The Random Forest Model showed:

* accuracy of 0.8659420
* sensitivity of 0.8373984
* specificity of 0.8888889
* roc_auc of 0.9267761

# MODELS PERFORMANCE COMPARISON

In [None]:
# Model results comparison
combined_metrics <- bind_cols(
    select(glm_metrics, .metric),
    select(glm_metrics, .estimate) %>% rename(glm_results = .estimate),
    rename(select(knn_metrics, .estimate), knn_results = .estimate),
    rename(select(dt_metrics, .estimate), dt_results = .estimate),
    rename(select(rf_metrics, .estimate), rf_results = .estimate)
)

combined_metrics

In [None]:
# Reshape data from wide to long format
combined_metrics_long <- pivot_longer(combined_metrics,
                                      cols = c(glm_results,knn_results, dt_results, rf_results),
                                      names_to = "model", values_to = "value")

options(repr.plot.width=12, repr.plot.height=10)

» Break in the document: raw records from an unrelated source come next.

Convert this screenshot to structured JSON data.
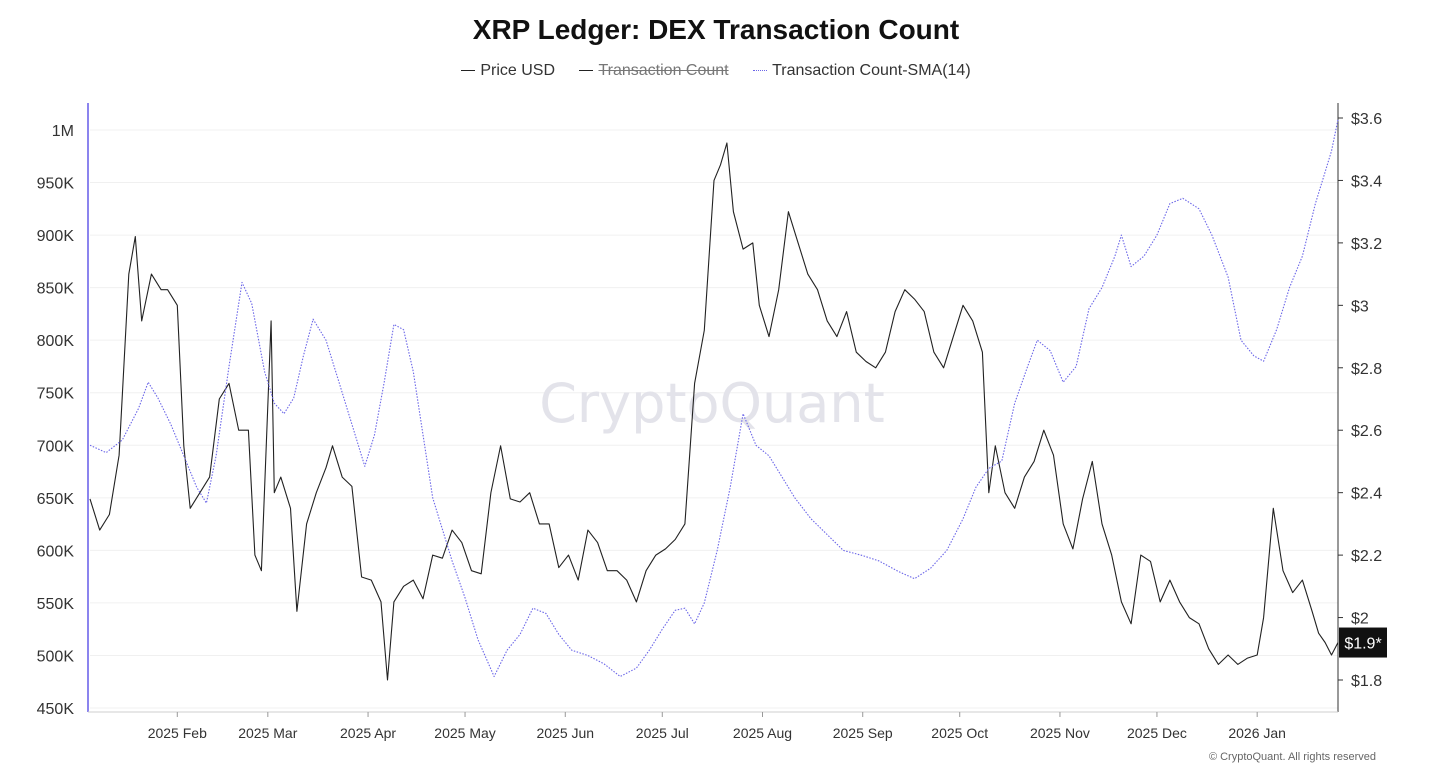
{
  "chart_data": {
    "type": "line",
    "title": "XRP Ledger: DEX Transaction Count",
    "legend": [
      {
        "name": "Price USD",
        "style": "solid",
        "color": "#222222",
        "hidden": false
      },
      {
        "name": "Transaction Count",
        "style": "solid",
        "color": "#222222",
        "hidden": true
      },
      {
        "name": "Transaction Count-SMA(14)",
        "style": "dotted",
        "color": "#6b66e8",
        "hidden": false
      }
    ],
    "x_ticks": [
      "2025 Feb",
      "2025 Mar",
      "2025 Apr",
      "2025 May",
      "2025 Jun",
      "2025 Jul",
      "2025 Aug",
      "2025 Sep",
      "2025 Oct",
      "2025 Nov",
      "2025 Dec",
      "2026 Jan"
    ],
    "x_range": [
      "2025-01-05",
      "2026-01-26"
    ],
    "y_left": {
      "ticks": [
        "450K",
        "500K",
        "550K",
        "600K",
        "650K",
        "700K",
        "750K",
        "800K",
        "850K",
        "900K",
        "950K",
        "1M"
      ],
      "range": [
        450000,
        1000000
      ]
    },
    "y_right": {
      "ticks": [
        "$1.8",
        "$2",
        "$2.2",
        "$2.4",
        "$2.6",
        "$2.8",
        "$3",
        "$3.2",
        "$3.4",
        "$3.6"
      ],
      "range": [
        1.8,
        3.6
      ]
    },
    "current_price_label": "$1.9*",
    "series": [
      {
        "name": "Price USD",
        "axis": "right",
        "color": "#222222",
        "points": [
          [
            "2025-01-05",
            2.38
          ],
          [
            "2025-01-08",
            2.28
          ],
          [
            "2025-01-11",
            2.33
          ],
          [
            "2025-01-14",
            2.52
          ],
          [
            "2025-01-17",
            3.1
          ],
          [
            "2025-01-19",
            3.22
          ],
          [
            "2025-01-21",
            2.95
          ],
          [
            "2025-01-24",
            3.1
          ],
          [
            "2025-01-27",
            3.05
          ],
          [
            "2025-01-29",
            3.05
          ],
          [
            "2025-02-01",
            3.0
          ],
          [
            "2025-02-03",
            2.55
          ],
          [
            "2025-02-05",
            2.35
          ],
          [
            "2025-02-08",
            2.4
          ],
          [
            "2025-02-11",
            2.45
          ],
          [
            "2025-02-14",
            2.7
          ],
          [
            "2025-02-17",
            2.75
          ],
          [
            "2025-02-20",
            2.6
          ],
          [
            "2025-02-23",
            2.6
          ],
          [
            "2025-02-25",
            2.2
          ],
          [
            "2025-02-27",
            2.15
          ],
          [
            "2025-03-02",
            2.95
          ],
          [
            "2025-03-03",
            2.4
          ],
          [
            "2025-03-05",
            2.45
          ],
          [
            "2025-03-08",
            2.35
          ],
          [
            "2025-03-10",
            2.02
          ],
          [
            "2025-03-13",
            2.3
          ],
          [
            "2025-03-16",
            2.4
          ],
          [
            "2025-03-19",
            2.48
          ],
          [
            "2025-03-21",
            2.55
          ],
          [
            "2025-03-24",
            2.45
          ],
          [
            "2025-03-27",
            2.42
          ],
          [
            "2025-03-30",
            2.13
          ],
          [
            "2025-04-02",
            2.12
          ],
          [
            "2025-04-05",
            2.05
          ],
          [
            "2025-04-07",
            1.8
          ],
          [
            "2025-04-09",
            2.05
          ],
          [
            "2025-04-12",
            2.1
          ],
          [
            "2025-04-15",
            2.12
          ],
          [
            "2025-04-18",
            2.06
          ],
          [
            "2025-04-21",
            2.2
          ],
          [
            "2025-04-24",
            2.19
          ],
          [
            "2025-04-27",
            2.28
          ],
          [
            "2025-04-30",
            2.24
          ],
          [
            "2025-05-03",
            2.15
          ],
          [
            "2025-05-06",
            2.14
          ],
          [
            "2025-05-09",
            2.4
          ],
          [
            "2025-05-12",
            2.55
          ],
          [
            "2025-05-15",
            2.38
          ],
          [
            "2025-05-18",
            2.37
          ],
          [
            "2025-05-21",
            2.4
          ],
          [
            "2025-05-24",
            2.3
          ],
          [
            "2025-05-27",
            2.3
          ],
          [
            "2025-05-30",
            2.16
          ],
          [
            "2025-06-02",
            2.2
          ],
          [
            "2025-06-05",
            2.12
          ],
          [
            "2025-06-08",
            2.28
          ],
          [
            "2025-06-11",
            2.24
          ],
          [
            "2025-06-14",
            2.15
          ],
          [
            "2025-06-17",
            2.15
          ],
          [
            "2025-06-20",
            2.12
          ],
          [
            "2025-06-23",
            2.05
          ],
          [
            "2025-06-26",
            2.15
          ],
          [
            "2025-06-29",
            2.2
          ],
          [
            "2025-07-02",
            2.22
          ],
          [
            "2025-07-05",
            2.25
          ],
          [
            "2025-07-08",
            2.3
          ],
          [
            "2025-07-11",
            2.75
          ],
          [
            "2025-07-14",
            2.92
          ],
          [
            "2025-07-17",
            3.4
          ],
          [
            "2025-07-19",
            3.45
          ],
          [
            "2025-07-21",
            3.52
          ],
          [
            "2025-07-23",
            3.3
          ],
          [
            "2025-07-26",
            3.18
          ],
          [
            "2025-07-29",
            3.2
          ],
          [
            "2025-07-31",
            3.0
          ],
          [
            "2025-08-03",
            2.9
          ],
          [
            "2025-08-06",
            3.05
          ],
          [
            "2025-08-09",
            3.3
          ],
          [
            "2025-08-12",
            3.2
          ],
          [
            "2025-08-15",
            3.1
          ],
          [
            "2025-08-18",
            3.05
          ],
          [
            "2025-08-21",
            2.95
          ],
          [
            "2025-08-24",
            2.9
          ],
          [
            "2025-08-27",
            2.98
          ],
          [
            "2025-08-30",
            2.85
          ],
          [
            "2025-09-02",
            2.82
          ],
          [
            "2025-09-05",
            2.8
          ],
          [
            "2025-09-08",
            2.85
          ],
          [
            "2025-09-11",
            2.98
          ],
          [
            "2025-09-14",
            3.05
          ],
          [
            "2025-09-17",
            3.02
          ],
          [
            "2025-09-20",
            2.98
          ],
          [
            "2025-09-23",
            2.85
          ],
          [
            "2025-09-26",
            2.8
          ],
          [
            "2025-09-29",
            2.9
          ],
          [
            "2025-10-02",
            3.0
          ],
          [
            "2025-10-05",
            2.95
          ],
          [
            "2025-10-08",
            2.85
          ],
          [
            "2025-10-10",
            2.4
          ],
          [
            "2025-10-12",
            2.55
          ],
          [
            "2025-10-15",
            2.4
          ],
          [
            "2025-10-18",
            2.35
          ],
          [
            "2025-10-21",
            2.45
          ],
          [
            "2025-10-24",
            2.5
          ],
          [
            "2025-10-27",
            2.6
          ],
          [
            "2025-10-30",
            2.52
          ],
          [
            "2025-11-02",
            2.3
          ],
          [
            "2025-11-05",
            2.22
          ],
          [
            "2025-11-08",
            2.38
          ],
          [
            "2025-11-11",
            2.5
          ],
          [
            "2025-11-14",
            2.3
          ],
          [
            "2025-11-17",
            2.2
          ],
          [
            "2025-11-20",
            2.05
          ],
          [
            "2025-11-23",
            1.98
          ],
          [
            "2025-11-26",
            2.2
          ],
          [
            "2025-11-29",
            2.18
          ],
          [
            "2025-12-02",
            2.05
          ],
          [
            "2025-12-05",
            2.12
          ],
          [
            "2025-12-08",
            2.05
          ],
          [
            "2025-12-11",
            2.0
          ],
          [
            "2025-12-14",
            1.98
          ],
          [
            "2025-12-17",
            1.9
          ],
          [
            "2025-12-20",
            1.85
          ],
          [
            "2025-12-23",
            1.88
          ],
          [
            "2025-12-26",
            1.85
          ],
          [
            "2025-12-29",
            1.87
          ],
          [
            "2026-01-01",
            1.88
          ],
          [
            "2026-01-03",
            2.0
          ],
          [
            "2026-01-06",
            2.35
          ],
          [
            "2026-01-09",
            2.15
          ],
          [
            "2026-01-12",
            2.08
          ],
          [
            "2026-01-15",
            2.12
          ],
          [
            "2026-01-18",
            2.02
          ],
          [
            "2026-01-20",
            1.95
          ],
          [
            "2026-01-22",
            1.92
          ],
          [
            "2026-01-24",
            1.88
          ],
          [
            "2026-01-26",
            1.92
          ]
        ]
      },
      {
        "name": "Transaction Count-SMA(14)",
        "axis": "left",
        "color": "#6b66e8",
        "points": [
          [
            "2025-01-05",
            700000
          ],
          [
            "2025-01-10",
            693000
          ],
          [
            "2025-01-15",
            705000
          ],
          [
            "2025-01-20",
            735000
          ],
          [
            "2025-01-23",
            760000
          ],
          [
            "2025-01-26",
            745000
          ],
          [
            "2025-01-30",
            720000
          ],
          [
            "2025-02-03",
            690000
          ],
          [
            "2025-02-07",
            660000
          ],
          [
            "2025-02-10",
            645000
          ],
          [
            "2025-02-13",
            690000
          ],
          [
            "2025-02-17",
            775000
          ],
          [
            "2025-02-21",
            855000
          ],
          [
            "2025-02-24",
            835000
          ],
          [
            "2025-02-28",
            770000
          ],
          [
            "2025-03-03",
            740000
          ],
          [
            "2025-03-06",
            730000
          ],
          [
            "2025-03-09",
            745000
          ],
          [
            "2025-03-12",
            785000
          ],
          [
            "2025-03-15",
            820000
          ],
          [
            "2025-03-19",
            800000
          ],
          [
            "2025-03-23",
            760000
          ],
          [
            "2025-03-27",
            720000
          ],
          [
            "2025-03-31",
            680000
          ],
          [
            "2025-04-03",
            710000
          ],
          [
            "2025-04-06",
            760000
          ],
          [
            "2025-04-09",
            815000
          ],
          [
            "2025-04-12",
            810000
          ],
          [
            "2025-04-15",
            770000
          ],
          [
            "2025-04-18",
            710000
          ],
          [
            "2025-04-21",
            650000
          ],
          [
            "2025-04-24",
            620000
          ],
          [
            "2025-04-27",
            590000
          ],
          [
            "2025-05-01",
            555000
          ],
          [
            "2025-05-05",
            515000
          ],
          [
            "2025-05-10",
            480000
          ],
          [
            "2025-05-14",
            505000
          ],
          [
            "2025-05-18",
            520000
          ],
          [
            "2025-05-22",
            545000
          ],
          [
            "2025-05-26",
            540000
          ],
          [
            "2025-05-30",
            520000
          ],
          [
            "2025-06-03",
            505000
          ],
          [
            "2025-06-08",
            500000
          ],
          [
            "2025-06-13",
            492000
          ],
          [
            "2025-06-18",
            480000
          ],
          [
            "2025-06-23",
            488000
          ],
          [
            "2025-06-27",
            505000
          ],
          [
            "2025-07-01",
            525000
          ],
          [
            "2025-07-05",
            543000
          ],
          [
            "2025-07-08",
            545000
          ],
          [
            "2025-07-11",
            530000
          ],
          [
            "2025-07-14",
            550000
          ],
          [
            "2025-07-18",
            600000
          ],
          [
            "2025-07-22",
            660000
          ],
          [
            "2025-07-26",
            730000
          ],
          [
            "2025-07-30",
            700000
          ],
          [
            "2025-08-03",
            690000
          ],
          [
            "2025-08-07",
            670000
          ],
          [
            "2025-08-11",
            650000
          ],
          [
            "2025-08-16",
            630000
          ],
          [
            "2025-08-21",
            615000
          ],
          [
            "2025-08-26",
            600000
          ],
          [
            "2025-09-01",
            595000
          ],
          [
            "2025-09-06",
            590000
          ],
          [
            "2025-09-12",
            580000
          ],
          [
            "2025-09-17",
            573000
          ],
          [
            "2025-09-22",
            583000
          ],
          [
            "2025-09-27",
            600000
          ],
          [
            "2025-10-02",
            630000
          ],
          [
            "2025-10-06",
            660000
          ],
          [
            "2025-10-10",
            678000
          ],
          [
            "2025-10-14",
            685000
          ],
          [
            "2025-10-18",
            740000
          ],
          [
            "2025-10-22",
            775000
          ],
          [
            "2025-10-25",
            800000
          ],
          [
            "2025-10-29",
            790000
          ],
          [
            "2025-11-02",
            760000
          ],
          [
            "2025-11-06",
            775000
          ],
          [
            "2025-11-10",
            830000
          ],
          [
            "2025-11-14",
            850000
          ],
          [
            "2025-11-18",
            880000
          ],
          [
            "2025-11-20",
            900000
          ],
          [
            "2025-11-23",
            870000
          ],
          [
            "2025-11-27",
            880000
          ],
          [
            "2025-12-01",
            900000
          ],
          [
            "2025-12-05",
            930000
          ],
          [
            "2025-12-09",
            935000
          ],
          [
            "2025-12-14",
            925000
          ],
          [
            "2025-12-18",
            900000
          ],
          [
            "2025-12-23",
            860000
          ],
          [
            "2025-12-27",
            800000
          ],
          [
            "2025-12-31",
            785000
          ],
          [
            "2026-01-03",
            780000
          ],
          [
            "2026-01-07",
            810000
          ],
          [
            "2026-01-11",
            850000
          ],
          [
            "2026-01-15",
            880000
          ],
          [
            "2026-01-19",
            930000
          ],
          [
            "2026-01-22",
            960000
          ],
          [
            "2026-01-24",
            980000
          ],
          [
            "2026-01-26",
            1010000
          ]
        ]
      }
    ],
    "watermark": "CryptoQuant",
    "footer": "© CryptoQuant. All rights reserved"
  }
}
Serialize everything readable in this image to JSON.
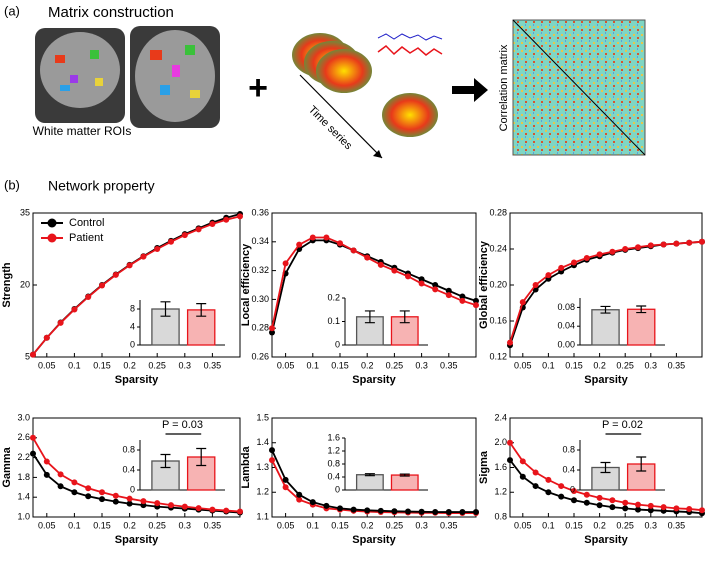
{
  "panel_a": {
    "label": "(a)",
    "title": "Matrix construction",
    "roi_caption": "White matter ROIs",
    "time_caption": "Time series",
    "matrix_caption": "Correlation matrix"
  },
  "panel_b": {
    "label": "(b)",
    "title": "Network property"
  },
  "chart_data": [
    {
      "type": "line",
      "xlabel": "Sparsity",
      "ylabel": "Strength",
      "legend": "upper left",
      "x": [
        0.025,
        0.05,
        0.075,
        0.1,
        0.125,
        0.15,
        0.175,
        0.2,
        0.225,
        0.25,
        0.275,
        0.3,
        0.325,
        0.35,
        0.375,
        0.4
      ],
      "xlim": [
        0.025,
        0.4
      ],
      "xticks": [
        0.05,
        0.1,
        0.15,
        0.2,
        0.25,
        0.3,
        0.35
      ],
      "ylim": [
        5,
        35
      ],
      "yticks": [
        5,
        20,
        35
      ],
      "series": [
        {
          "name": "Control",
          "color": "#000000",
          "values": [
            5.5,
            9,
            12.2,
            15,
            17.6,
            20,
            22.2,
            24.2,
            26,
            27.7,
            29.2,
            30.6,
            31.8,
            33,
            34,
            34.8
          ]
        },
        {
          "name": "Patient",
          "color": "#e8141b",
          "values": [
            5.5,
            9,
            12.1,
            14.9,
            17.5,
            19.9,
            22.1,
            24.1,
            25.9,
            27.5,
            29,
            30.4,
            31.6,
            32.7,
            33.6,
            34.3
          ]
        }
      ],
      "inset": {
        "type": "bar",
        "categories": [
          null,
          null
        ],
        "values": [
          8,
          7.8
        ],
        "errors": [
          1.6,
          1.4
        ],
        "colors": [
          "#d9d9d9",
          "#f7b3b3"
        ],
        "edgecolors": [
          "#555555",
          "#e8141b"
        ],
        "ylim": [
          0,
          10
        ],
        "yticks": [
          0,
          4,
          8
        ]
      }
    },
    {
      "type": "line",
      "xlabel": "Sparsity",
      "ylabel": "Local efficiency",
      "x": [
        0.025,
        0.05,
        0.075,
        0.1,
        0.125,
        0.15,
        0.175,
        0.2,
        0.225,
        0.25,
        0.275,
        0.3,
        0.325,
        0.35,
        0.375,
        0.4
      ],
      "xlim": [
        0.025,
        0.4
      ],
      "xticks": [
        0.05,
        0.1,
        0.15,
        0.2,
        0.25,
        0.3,
        0.35
      ],
      "ylim": [
        0.26,
        0.36
      ],
      "yticks": [
        0.26,
        0.28,
        {
          "value": 0.3,
          "label": "0.30"
        },
        0.32,
        0.34,
        0.36
      ],
      "series": [
        {
          "color": "#000000",
          "values": [
            0.277,
            0.318,
            0.335,
            0.341,
            0.341,
            0.338,
            0.334,
            0.33,
            0.326,
            0.322,
            0.318,
            0.314,
            0.31,
            0.306,
            0.302,
            0.299
          ]
        },
        {
          "color": "#e8141b",
          "values": [
            0.28,
            0.325,
            0.338,
            0.343,
            0.343,
            0.339,
            0.334,
            0.329,
            0.324,
            0.32,
            0.316,
            0.311,
            0.307,
            0.303,
            0.299,
            0.296
          ]
        }
      ],
      "inset": {
        "type": "bar",
        "categories": [
          null,
          null
        ],
        "values": [
          0.12,
          0.12
        ],
        "errors": [
          0.025,
          0.025
        ],
        "colors": [
          "#d9d9d9",
          "#f7b3b3"
        ],
        "edgecolors": [
          "#555555",
          "#e8141b"
        ],
        "ylim": [
          0,
          0.2
        ],
        "yticks": [
          0,
          0.1,
          0.2
        ]
      }
    },
    {
      "type": "line",
      "xlabel": "Sparsity",
      "ylabel": "Global efficiency",
      "x": [
        0.025,
        0.05,
        0.075,
        0.1,
        0.125,
        0.15,
        0.175,
        0.2,
        0.225,
        0.25,
        0.275,
        0.3,
        0.325,
        0.35,
        0.375,
        0.4
      ],
      "xlim": [
        0.025,
        0.4
      ],
      "xticks": [
        0.05,
        0.1,
        0.15,
        0.2,
        0.25,
        0.3,
        0.35
      ],
      "ylim": [
        0.12,
        0.28
      ],
      "yticks": [
        0.12,
        0.16,
        {
          "value": 0.2,
          "label": "0.20"
        },
        0.24,
        0.28
      ],
      "series": [
        {
          "color": "#000000",
          "values": [
            0.133,
            0.175,
            0.195,
            0.207,
            0.215,
            0.222,
            0.228,
            0.232,
            0.236,
            0.239,
            0.241,
            0.243,
            0.245,
            0.246,
            0.247,
            0.248
          ]
        },
        {
          "color": "#e8141b",
          "values": [
            0.136,
            0.181,
            0.2,
            0.211,
            0.219,
            0.225,
            0.23,
            0.234,
            0.237,
            0.24,
            0.242,
            0.244,
            0.245,
            0.246,
            0.247,
            0.248
          ]
        }
      ],
      "inset": {
        "type": "bar",
        "categories": [
          null,
          null
        ],
        "values": [
          0.075,
          0.076
        ],
        "errors": [
          0.007,
          0.007
        ],
        "colors": [
          "#d9d9d9",
          "#f7b3b3"
        ],
        "edgecolors": [
          "#555555",
          "#e8141b"
        ],
        "ylim": [
          0,
          0.1
        ],
        "yticks": [
          {
            "value": 0,
            "label": "0.00"
          },
          0.04,
          0.08
        ]
      }
    },
    {
      "type": "line",
      "xlabel": "Sparsity",
      "ylabel": "Gamma",
      "x": [
        0.025,
        0.05,
        0.075,
        0.1,
        0.125,
        0.15,
        0.175,
        0.2,
        0.225,
        0.25,
        0.275,
        0.3,
        0.325,
        0.35,
        0.375,
        0.4
      ],
      "xlim": [
        0.025,
        0.4
      ],
      "xticks": [
        0.05,
        0.1,
        0.15,
        0.2,
        0.25,
        0.3,
        0.35
      ],
      "ylim": [
        1,
        3
      ],
      "yticks": [
        {
          "value": 1,
          "label": "1.0"
        },
        1.4,
        1.8,
        2.2,
        2.6,
        {
          "value": 3,
          "label": "3.0"
        }
      ],
      "series": [
        {
          "color": "#000000",
          "values": [
            2.28,
            1.85,
            1.62,
            1.5,
            1.42,
            1.36,
            1.31,
            1.27,
            1.24,
            1.21,
            1.19,
            1.17,
            1.15,
            1.13,
            1.11,
            1.09
          ]
        },
        {
          "color": "#e8141b",
          "values": [
            2.6,
            2.12,
            1.86,
            1.7,
            1.58,
            1.5,
            1.43,
            1.37,
            1.32,
            1.28,
            1.24,
            1.21,
            1.18,
            1.15,
            1.13,
            1.11
          ]
        }
      ],
      "inset": {
        "type": "bar",
        "categories": [
          null,
          null
        ],
        "values": [
          0.58,
          0.66
        ],
        "errors": [
          0.13,
          0.17
        ],
        "colors": [
          "#d9d9d9",
          "#f7b3b3"
        ],
        "edgecolors": [
          "#555555",
          "#e8141b"
        ],
        "ylim": [
          0,
          1
        ],
        "yticks": [
          0,
          0.4,
          0.8
        ],
        "annotation": "P = 0.03"
      }
    },
    {
      "type": "line",
      "xlabel": "Sparsity",
      "ylabel": "Lambda",
      "x": [
        0.025,
        0.05,
        0.075,
        0.1,
        0.125,
        0.15,
        0.175,
        0.2,
        0.225,
        0.25,
        0.275,
        0.3,
        0.325,
        0.35,
        0.375,
        0.4
      ],
      "xlim": [
        0.025,
        0.4
      ],
      "xticks": [
        0.05,
        0.1,
        0.15,
        0.2,
        0.25,
        0.3,
        0.35
      ],
      "ylim": [
        1.1,
        1.5
      ],
      "yticks": [
        1.1,
        1.2,
        1.3,
        1.4,
        1.5
      ],
      "series": [
        {
          "color": "#e8141b",
          "values": [
            1.33,
            1.22,
            1.17,
            1.15,
            1.135,
            1.13,
            1.125,
            1.122,
            1.12,
            1.119,
            1.118,
            1.117,
            1.117,
            1.116,
            1.116,
            1.116
          ]
        },
        {
          "color": "#000000",
          "values": [
            1.37,
            1.25,
            1.19,
            1.16,
            1.145,
            1.135,
            1.13,
            1.127,
            1.125,
            1.123,
            1.122,
            1.121,
            1.12,
            1.12,
            1.12,
            1.12
          ]
        }
      ],
      "inset": {
        "type": "bar",
        "categories": [
          null,
          null
        ],
        "values": [
          0.47,
          0.46
        ],
        "errors": [
          0.03,
          0.03
        ],
        "colors": [
          "#d9d9d9",
          "#f7b3b3"
        ],
        "edgecolors": [
          "#555555",
          "#e8141b"
        ],
        "ylim": [
          0,
          1.6
        ],
        "yticks": [
          0,
          0.4,
          0.8,
          1.2,
          1.6
        ]
      }
    },
    {
      "type": "line",
      "xlabel": "Sparsity",
      "ylabel": "Sigma",
      "x": [
        0.025,
        0.05,
        0.075,
        0.1,
        0.125,
        0.15,
        0.175,
        0.2,
        0.225,
        0.25,
        0.275,
        0.3,
        0.325,
        0.35,
        0.375,
        0.4
      ],
      "xlim": [
        0.025,
        0.4
      ],
      "xticks": [
        0.05,
        0.1,
        0.15,
        0.2,
        0.25,
        0.3,
        0.35
      ],
      "ylim": [
        0.8,
        2.4
      ],
      "yticks": [
        0.8,
        1.2,
        1.6,
        {
          "value": 2,
          "label": "2.0"
        },
        2.4
      ],
      "series": [
        {
          "color": "#000000",
          "values": [
            1.72,
            1.45,
            1.3,
            1.2,
            1.13,
            1.07,
            1.03,
            0.99,
            0.96,
            0.94,
            0.92,
            0.91,
            0.9,
            0.89,
            0.88,
            0.86
          ]
        },
        {
          "color": "#e8141b",
          "values": [
            2.0,
            1.7,
            1.52,
            1.4,
            1.3,
            1.22,
            1.16,
            1.11,
            1.07,
            1.03,
            1.0,
            0.98,
            0.96,
            0.94,
            0.93,
            0.91
          ]
        }
      ],
      "inset": {
        "type": "bar",
        "categories": [
          null,
          null
        ],
        "values": [
          0.45,
          0.52
        ],
        "errors": [
          0.1,
          0.14
        ],
        "colors": [
          "#d9d9d9",
          "#f7b3b3"
        ],
        "edgecolors": [
          "#555555",
          "#e8141b"
        ],
        "ylim": [
          0,
          1
        ],
        "yticks": [
          0,
          0.4,
          0.8
        ],
        "annotation": "P = 0.02"
      }
    }
  ]
}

# Create faceted bar plots
ggplot(combined_metrics_long, aes(x = model, y = value, fill = model)) +
    geom_bar(stat = "identity", position = "dodge") +
    facet_wrap(~.metric, scales = "free_y") +
    labs(x = "Model", y = "Value", fill = "Model") +
    scale_fill_viridis_d() +
    theme_minimal() +
    guides(fill = "none")

# CONCLUSION

The goal of this kernel was to determine what models are the best performing on 'Heart Failure' dataset.

Overall, the Random Forest model showed the best results in terms of accuracy, specificity and AUROC.

The Logistic Regression and KNN Models showed the highest sensitivity numbers.